Por Mónica Teresa Müller

¿Qué es la vida? Un frenesí.
¿Qué es la vida? Una ilusión,
Una sombra, una ficción,
y el mayor bien es pequeño:
que toda la vida es sueño,
y los sueños, sueños son.
Pedro Calderón de la Barca

Sí, vivir en el frenesí de desconocer, la rabia de no saber por qué se había cerrado el círculo, por qué me rondaban preguntas insólitas que no comprendía. La bendita rueda de la vida había girado acelerada y en esa vorágine de vueltas se había transformado en una ladrona de lo mío. “Vení a casa, todo se va a arreglar. La Virgen la va a proteger porque cuida a sus hijos”. La tía Irma me había acercado a su lado con la ternura que el momento ameritaba, pero…qué me importaba su cariño…acaso no se daba cuenta…Años después entendí el valor de aquel abrazo que se extendió siempre con su presencia.

Era un mayo sombrío en el que no existió para mí el sol, símbolo del mes. La mirada de él estaba igual. La ceguera de la angustia rondaba su asiento y le palmeaba la espalda. Nada oía, nada miraba en esa mudez sin despedida.
La batería de la felicidad parecía estar agotada sin opción al reparo. Nuestros latidos se abstuvieron de llamar la atención y trataron de buscar patrones para recuperarse.
Yo no sabía que los niños no entienden muchos acontecimientos, por eso estaba en el aire envuelta en una nube que trataba de algodonar la verdad para que no me lastimara con la realidad; aquella de guardapolvos blancos y noches en casas, que no eran la mía; noches con la almohada húmeda, de sábanas revueltas en complicidad con mis preguntas insólitas. Noches con miradas de socorro sin ser socorridas. Muchas palabras y frases no recordadas porque no fueron escuchadas. El pobrecita, sí, retumbaba.

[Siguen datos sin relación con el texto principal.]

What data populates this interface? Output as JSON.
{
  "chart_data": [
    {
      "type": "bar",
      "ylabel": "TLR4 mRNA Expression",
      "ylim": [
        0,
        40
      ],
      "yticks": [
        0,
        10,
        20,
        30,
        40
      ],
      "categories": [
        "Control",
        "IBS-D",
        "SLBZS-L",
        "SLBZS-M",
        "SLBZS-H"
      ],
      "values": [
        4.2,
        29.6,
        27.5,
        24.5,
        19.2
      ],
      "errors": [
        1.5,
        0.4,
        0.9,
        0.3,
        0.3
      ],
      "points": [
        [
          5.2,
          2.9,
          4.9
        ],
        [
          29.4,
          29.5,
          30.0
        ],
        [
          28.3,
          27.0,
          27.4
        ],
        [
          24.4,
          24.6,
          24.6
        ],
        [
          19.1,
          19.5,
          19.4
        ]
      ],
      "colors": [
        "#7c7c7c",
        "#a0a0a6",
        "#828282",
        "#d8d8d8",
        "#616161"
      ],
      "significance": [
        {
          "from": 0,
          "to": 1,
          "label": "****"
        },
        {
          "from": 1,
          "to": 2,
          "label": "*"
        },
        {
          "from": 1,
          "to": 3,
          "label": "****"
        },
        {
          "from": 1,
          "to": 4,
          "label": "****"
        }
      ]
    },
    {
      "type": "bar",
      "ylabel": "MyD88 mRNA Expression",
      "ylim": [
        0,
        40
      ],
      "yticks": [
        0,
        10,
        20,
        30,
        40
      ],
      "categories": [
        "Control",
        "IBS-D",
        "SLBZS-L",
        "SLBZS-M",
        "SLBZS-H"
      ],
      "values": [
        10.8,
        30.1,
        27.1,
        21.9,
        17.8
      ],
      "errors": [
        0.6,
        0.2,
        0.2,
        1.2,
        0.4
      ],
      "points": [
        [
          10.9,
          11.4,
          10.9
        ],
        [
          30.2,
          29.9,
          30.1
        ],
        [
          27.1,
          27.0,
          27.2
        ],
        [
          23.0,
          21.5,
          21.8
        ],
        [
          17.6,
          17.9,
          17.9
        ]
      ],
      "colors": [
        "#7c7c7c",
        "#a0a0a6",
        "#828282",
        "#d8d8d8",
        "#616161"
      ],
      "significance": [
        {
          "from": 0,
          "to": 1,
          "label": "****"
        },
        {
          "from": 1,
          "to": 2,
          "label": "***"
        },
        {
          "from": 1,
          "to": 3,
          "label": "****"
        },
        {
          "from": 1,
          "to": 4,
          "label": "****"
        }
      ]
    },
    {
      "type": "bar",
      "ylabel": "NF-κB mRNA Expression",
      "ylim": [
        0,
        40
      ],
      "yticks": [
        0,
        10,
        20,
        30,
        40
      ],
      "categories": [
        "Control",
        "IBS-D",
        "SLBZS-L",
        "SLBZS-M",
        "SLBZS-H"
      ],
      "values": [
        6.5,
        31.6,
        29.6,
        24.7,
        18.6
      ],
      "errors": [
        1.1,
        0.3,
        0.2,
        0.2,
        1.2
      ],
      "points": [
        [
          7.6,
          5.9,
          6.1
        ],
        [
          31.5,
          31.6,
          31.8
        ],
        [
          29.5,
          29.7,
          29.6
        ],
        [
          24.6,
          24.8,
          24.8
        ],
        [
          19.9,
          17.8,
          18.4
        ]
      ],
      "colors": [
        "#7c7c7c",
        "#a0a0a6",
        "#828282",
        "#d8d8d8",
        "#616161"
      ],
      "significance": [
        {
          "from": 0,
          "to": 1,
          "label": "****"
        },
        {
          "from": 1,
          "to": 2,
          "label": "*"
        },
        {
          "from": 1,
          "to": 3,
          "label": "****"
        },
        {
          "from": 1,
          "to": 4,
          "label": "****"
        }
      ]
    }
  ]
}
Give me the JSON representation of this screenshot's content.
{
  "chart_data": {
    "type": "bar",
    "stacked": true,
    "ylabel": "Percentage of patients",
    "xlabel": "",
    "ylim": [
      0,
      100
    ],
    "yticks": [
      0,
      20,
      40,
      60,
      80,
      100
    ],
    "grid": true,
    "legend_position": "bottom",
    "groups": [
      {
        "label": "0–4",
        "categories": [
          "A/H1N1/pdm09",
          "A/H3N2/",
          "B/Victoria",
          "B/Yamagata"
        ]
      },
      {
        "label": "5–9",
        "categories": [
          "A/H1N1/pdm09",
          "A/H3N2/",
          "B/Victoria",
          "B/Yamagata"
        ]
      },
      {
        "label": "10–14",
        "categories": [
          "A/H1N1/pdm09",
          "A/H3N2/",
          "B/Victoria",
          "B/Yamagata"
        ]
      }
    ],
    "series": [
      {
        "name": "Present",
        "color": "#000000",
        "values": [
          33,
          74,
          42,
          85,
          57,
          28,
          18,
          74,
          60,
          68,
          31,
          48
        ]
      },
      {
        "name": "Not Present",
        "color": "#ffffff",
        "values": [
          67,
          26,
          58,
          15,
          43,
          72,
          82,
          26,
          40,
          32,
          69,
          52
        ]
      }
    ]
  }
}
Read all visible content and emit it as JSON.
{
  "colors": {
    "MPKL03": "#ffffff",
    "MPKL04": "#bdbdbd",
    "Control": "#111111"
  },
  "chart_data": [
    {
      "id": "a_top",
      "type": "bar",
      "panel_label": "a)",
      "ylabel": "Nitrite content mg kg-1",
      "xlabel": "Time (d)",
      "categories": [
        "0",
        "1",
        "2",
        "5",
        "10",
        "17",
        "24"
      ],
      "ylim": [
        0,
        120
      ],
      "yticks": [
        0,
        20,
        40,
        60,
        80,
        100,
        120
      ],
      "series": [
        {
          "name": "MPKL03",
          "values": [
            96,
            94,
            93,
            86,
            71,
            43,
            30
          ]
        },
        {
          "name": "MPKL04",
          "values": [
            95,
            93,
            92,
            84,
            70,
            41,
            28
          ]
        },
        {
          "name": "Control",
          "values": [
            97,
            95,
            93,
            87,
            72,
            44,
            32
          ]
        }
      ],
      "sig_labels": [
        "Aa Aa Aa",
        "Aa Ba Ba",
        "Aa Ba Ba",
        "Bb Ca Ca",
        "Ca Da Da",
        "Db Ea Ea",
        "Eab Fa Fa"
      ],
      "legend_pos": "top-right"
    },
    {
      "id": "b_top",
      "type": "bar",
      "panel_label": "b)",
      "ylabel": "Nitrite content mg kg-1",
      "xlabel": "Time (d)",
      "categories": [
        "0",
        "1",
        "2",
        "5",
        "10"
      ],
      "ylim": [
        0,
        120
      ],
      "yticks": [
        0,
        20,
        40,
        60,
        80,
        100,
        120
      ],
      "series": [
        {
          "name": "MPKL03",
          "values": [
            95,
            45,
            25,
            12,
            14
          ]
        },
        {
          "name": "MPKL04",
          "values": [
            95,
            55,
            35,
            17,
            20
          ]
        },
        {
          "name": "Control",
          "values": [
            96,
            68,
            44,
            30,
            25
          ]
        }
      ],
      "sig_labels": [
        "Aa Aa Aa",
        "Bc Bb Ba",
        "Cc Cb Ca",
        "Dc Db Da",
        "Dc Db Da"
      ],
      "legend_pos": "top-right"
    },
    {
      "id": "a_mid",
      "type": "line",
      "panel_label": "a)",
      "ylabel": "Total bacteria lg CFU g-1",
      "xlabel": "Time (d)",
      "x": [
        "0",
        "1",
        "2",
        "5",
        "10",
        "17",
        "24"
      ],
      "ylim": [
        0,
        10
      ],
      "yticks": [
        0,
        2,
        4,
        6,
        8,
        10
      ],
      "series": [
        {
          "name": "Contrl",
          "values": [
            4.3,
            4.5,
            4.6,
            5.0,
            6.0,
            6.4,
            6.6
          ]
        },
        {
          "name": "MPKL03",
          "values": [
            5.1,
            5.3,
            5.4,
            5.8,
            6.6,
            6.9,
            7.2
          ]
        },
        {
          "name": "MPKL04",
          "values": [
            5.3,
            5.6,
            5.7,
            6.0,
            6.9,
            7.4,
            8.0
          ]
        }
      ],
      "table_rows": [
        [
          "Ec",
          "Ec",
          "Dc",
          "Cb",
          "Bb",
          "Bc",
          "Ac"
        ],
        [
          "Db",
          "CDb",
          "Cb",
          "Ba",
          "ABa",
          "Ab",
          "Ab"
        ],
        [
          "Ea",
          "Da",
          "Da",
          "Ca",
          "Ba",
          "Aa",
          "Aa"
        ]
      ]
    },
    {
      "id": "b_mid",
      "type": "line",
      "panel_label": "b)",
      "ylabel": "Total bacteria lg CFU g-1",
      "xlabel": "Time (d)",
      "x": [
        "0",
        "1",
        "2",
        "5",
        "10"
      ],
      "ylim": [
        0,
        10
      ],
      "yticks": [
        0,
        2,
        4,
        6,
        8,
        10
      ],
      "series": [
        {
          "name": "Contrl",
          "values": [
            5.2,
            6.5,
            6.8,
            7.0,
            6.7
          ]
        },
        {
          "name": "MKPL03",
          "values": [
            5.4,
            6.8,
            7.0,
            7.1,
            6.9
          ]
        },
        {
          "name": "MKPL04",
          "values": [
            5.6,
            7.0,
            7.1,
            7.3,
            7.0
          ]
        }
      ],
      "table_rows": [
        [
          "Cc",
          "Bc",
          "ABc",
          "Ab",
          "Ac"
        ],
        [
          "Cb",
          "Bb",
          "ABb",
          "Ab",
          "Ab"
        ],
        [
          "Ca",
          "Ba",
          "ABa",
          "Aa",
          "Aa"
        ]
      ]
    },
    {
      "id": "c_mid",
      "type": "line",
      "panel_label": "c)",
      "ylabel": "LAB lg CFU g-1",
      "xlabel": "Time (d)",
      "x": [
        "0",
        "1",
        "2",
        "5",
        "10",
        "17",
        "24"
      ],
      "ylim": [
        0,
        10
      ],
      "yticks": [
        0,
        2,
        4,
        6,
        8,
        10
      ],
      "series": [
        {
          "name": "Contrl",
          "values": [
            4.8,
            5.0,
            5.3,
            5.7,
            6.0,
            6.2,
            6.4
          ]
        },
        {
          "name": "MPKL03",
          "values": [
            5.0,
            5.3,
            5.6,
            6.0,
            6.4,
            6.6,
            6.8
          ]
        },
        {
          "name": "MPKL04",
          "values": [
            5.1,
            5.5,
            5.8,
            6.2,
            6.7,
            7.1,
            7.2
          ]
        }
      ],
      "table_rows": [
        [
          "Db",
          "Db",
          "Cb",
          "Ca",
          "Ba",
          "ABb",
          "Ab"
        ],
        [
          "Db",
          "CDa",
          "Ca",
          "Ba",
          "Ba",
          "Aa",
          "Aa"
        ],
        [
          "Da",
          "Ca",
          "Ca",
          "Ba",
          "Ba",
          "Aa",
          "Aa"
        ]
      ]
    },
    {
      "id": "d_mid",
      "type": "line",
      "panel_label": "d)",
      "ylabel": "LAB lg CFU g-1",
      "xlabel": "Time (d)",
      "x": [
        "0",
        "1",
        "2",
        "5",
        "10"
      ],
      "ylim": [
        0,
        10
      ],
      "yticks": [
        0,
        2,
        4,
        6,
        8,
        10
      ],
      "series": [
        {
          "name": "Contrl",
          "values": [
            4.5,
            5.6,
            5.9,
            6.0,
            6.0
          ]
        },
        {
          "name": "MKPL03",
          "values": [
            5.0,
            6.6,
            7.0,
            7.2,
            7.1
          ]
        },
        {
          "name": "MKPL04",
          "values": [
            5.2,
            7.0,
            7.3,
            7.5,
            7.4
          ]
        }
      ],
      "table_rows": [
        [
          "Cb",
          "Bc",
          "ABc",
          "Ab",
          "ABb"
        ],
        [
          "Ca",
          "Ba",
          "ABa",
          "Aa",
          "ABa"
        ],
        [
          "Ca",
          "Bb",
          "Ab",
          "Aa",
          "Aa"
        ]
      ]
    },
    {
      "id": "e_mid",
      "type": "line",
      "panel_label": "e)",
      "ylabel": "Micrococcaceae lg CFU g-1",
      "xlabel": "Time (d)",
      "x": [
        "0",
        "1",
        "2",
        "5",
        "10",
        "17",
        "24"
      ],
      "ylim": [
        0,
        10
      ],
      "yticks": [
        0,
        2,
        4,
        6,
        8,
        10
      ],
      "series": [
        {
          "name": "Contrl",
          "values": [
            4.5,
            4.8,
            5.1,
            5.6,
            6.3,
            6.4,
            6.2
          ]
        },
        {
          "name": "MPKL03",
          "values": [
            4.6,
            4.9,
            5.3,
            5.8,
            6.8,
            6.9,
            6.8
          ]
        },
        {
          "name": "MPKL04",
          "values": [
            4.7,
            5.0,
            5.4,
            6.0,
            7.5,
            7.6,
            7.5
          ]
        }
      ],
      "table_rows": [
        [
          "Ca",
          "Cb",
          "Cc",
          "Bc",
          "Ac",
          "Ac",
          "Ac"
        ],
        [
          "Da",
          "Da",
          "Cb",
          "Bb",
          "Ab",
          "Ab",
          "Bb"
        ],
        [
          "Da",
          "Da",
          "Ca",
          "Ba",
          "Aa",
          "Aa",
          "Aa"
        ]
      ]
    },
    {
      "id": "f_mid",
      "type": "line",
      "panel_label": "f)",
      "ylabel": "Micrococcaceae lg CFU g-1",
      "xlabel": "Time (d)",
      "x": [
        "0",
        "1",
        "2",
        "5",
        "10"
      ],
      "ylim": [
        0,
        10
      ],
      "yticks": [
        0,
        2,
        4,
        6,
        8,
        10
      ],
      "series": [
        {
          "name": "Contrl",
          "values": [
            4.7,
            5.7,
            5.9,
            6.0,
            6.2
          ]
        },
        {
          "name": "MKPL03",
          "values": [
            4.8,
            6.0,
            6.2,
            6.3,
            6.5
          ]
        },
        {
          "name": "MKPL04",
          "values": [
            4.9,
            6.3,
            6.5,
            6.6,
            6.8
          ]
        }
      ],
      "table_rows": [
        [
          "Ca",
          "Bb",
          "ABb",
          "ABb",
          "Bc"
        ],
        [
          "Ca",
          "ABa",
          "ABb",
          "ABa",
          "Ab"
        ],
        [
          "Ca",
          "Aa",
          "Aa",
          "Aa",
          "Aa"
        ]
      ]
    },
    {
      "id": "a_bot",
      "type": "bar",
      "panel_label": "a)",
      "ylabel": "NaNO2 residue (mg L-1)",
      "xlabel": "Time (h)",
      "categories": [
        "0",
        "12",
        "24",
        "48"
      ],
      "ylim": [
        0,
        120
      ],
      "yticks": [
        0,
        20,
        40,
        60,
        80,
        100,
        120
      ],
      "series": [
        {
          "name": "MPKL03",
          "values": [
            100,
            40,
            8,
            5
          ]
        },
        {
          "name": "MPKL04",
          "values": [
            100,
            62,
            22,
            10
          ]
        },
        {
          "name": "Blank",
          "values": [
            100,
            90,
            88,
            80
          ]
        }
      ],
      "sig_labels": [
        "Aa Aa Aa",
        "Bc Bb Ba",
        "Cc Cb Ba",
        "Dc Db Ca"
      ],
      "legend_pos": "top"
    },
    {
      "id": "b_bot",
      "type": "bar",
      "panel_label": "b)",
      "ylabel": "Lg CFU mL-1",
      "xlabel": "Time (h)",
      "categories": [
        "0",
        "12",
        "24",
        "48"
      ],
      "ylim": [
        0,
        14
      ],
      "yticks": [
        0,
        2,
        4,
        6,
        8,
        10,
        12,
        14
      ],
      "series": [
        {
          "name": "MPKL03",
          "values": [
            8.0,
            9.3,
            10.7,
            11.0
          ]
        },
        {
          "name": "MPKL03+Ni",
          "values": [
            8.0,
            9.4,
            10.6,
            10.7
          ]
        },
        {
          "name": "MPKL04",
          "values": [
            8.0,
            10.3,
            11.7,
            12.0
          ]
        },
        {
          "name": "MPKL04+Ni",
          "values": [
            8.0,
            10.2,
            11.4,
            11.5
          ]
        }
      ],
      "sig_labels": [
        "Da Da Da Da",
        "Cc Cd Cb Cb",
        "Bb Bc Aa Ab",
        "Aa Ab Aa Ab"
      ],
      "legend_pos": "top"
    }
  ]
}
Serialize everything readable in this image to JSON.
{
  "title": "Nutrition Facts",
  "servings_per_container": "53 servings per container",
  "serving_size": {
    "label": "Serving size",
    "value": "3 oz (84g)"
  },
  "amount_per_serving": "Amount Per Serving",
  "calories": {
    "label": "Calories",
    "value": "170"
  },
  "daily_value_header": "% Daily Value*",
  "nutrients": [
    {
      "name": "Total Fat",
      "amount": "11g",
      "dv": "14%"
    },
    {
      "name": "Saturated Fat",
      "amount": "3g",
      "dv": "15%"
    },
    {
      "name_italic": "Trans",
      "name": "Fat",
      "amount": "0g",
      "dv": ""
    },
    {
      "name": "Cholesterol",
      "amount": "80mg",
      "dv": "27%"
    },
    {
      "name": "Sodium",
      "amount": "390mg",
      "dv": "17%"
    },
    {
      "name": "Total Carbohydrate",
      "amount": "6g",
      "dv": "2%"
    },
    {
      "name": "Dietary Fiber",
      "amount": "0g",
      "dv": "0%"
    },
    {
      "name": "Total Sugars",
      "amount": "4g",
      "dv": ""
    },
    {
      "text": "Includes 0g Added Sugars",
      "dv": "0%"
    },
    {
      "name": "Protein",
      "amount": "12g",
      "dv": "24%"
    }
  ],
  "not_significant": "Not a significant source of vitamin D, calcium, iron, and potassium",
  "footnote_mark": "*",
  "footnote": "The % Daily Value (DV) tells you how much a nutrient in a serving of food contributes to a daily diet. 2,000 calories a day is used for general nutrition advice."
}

Él trataba de sonreír, de endulzar lo agrio con el dulzor de un chocolate comprado al arribar a la estación de trenes o en el kiosco más cercano. Llegaba de noche luego de un viaje en tren. Me daba un beso y de un bolsillo sacaba el chocolate blanco; permanecía sentado frente a mí… parecía pensar. “¿Estás cansado?”, le preguntaba al tiempo que me acercaba y lo abrazaba. No contestaba, pero acariciaba mis mejillas.
Yo no sabía que los niños no entienden muchas situaciones porque también era un niño.
La casa de mis tíos era también mi casa, sin lo que quería tener, pero con el cariño presente. Sentía que no era lo mismo que estar con quién ya no estaría.

Un día, él comenzó a sonreír, a llevarme a pasear por Buenos Aires. Nos acercamos más. Supe de sus gustos musicales en las confiterías Adlon o Richmond con números en vivo, como se decía. Disfrutamos chocolates con la música del recordado guitarrista de jazz Oscar Alemán y él se dio cuenta que podía volver a reír. Así, tomados de la mano caminábamos por la famosa calle Florida.

Yo no sabía que los niños no comprenden muchas situaciones, pero yo, que era una niña, entendí que él me agarraba de la mano y sentíamos que nuestros corazones latían al unísono, que el sol aunque lloviera, había firmado un compromiso con nosotros. El pobrecita dejó de dolerme. No me daba cuenta que la felicidad nunca es total, vale sentirla aunque se presente incompleta; lo importante es recibirla y compartir. Eso nos pasó. Sentí la felicidad porque vi a papi volver a reír. Supimos que la vida reserva sorpresas entonces, recuperamos el permitido para volver a soñar.